Confusion echoes in my tone. “Then what are you doing here? I barely have time for Airbnb’s app, so I haven’t advertised my room to rent anywhere else.”

“I’m here because this is my apartment.” He speaks slowly as if I am dumb, and it ensures I have no trouble hearing the pure honesty in his tone.

After trudging across my living room floor, I pull open my door and thrust my hand at the 17B brass lettering on the door. “Apartment 17B.” I yank my driver’s license out of my purse before highlighting the address next to the dreaded ill-timed, not-allowed-to-smile photograph. “17B.”

“Um.” His skin is already pasty, but it whitens more when he moves for a wad of papers next to his phone. “17B,” he mimics while dragging his finger across the address cited on a recently approved tenancy agreement.

“What the hell?” I snatch the document out of his hand so ruefully that ripping shreds through my ears. “This can’t be right,” I gabber out after scanning the document’s first page. “This is my apartment. I’ve lived here for years.” It is actually decades. I just don’t want him to mistake my inability not to frown as old-age wrinkles.

“That’s not what the building supervisor said while showing me through my apartment.” His arrogance lowers a smidge before he mutters, “And while changing the locks.” A serious expression crosses his face. “Were you given an eviction notice?”

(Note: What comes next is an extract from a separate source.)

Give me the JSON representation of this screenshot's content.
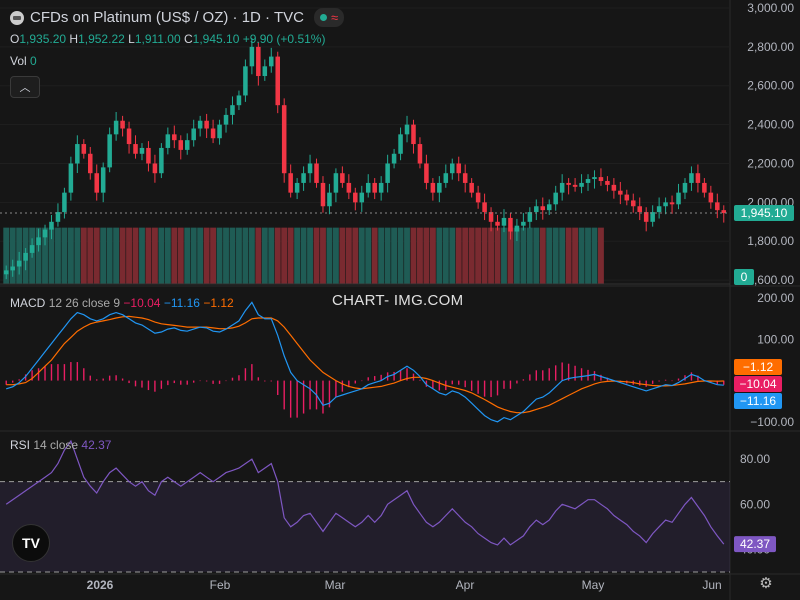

“Yes, but they don’t count.” When he scoffs, I talk faster. “We have court orders”—I droop like a picked flower on a summer’s day when he arches a brow—“in the process of being lodged.” When my backflip loses me his trust, I say, “I’ll prove it.”

My stomach gurgles when my attempt to contact my lawyer is thwarted by a voicemail message. Their office is closed until the new year, and I don’t have a leg to stand on since I forwarded all the documents about my wrongful eviction to my lawyer last week.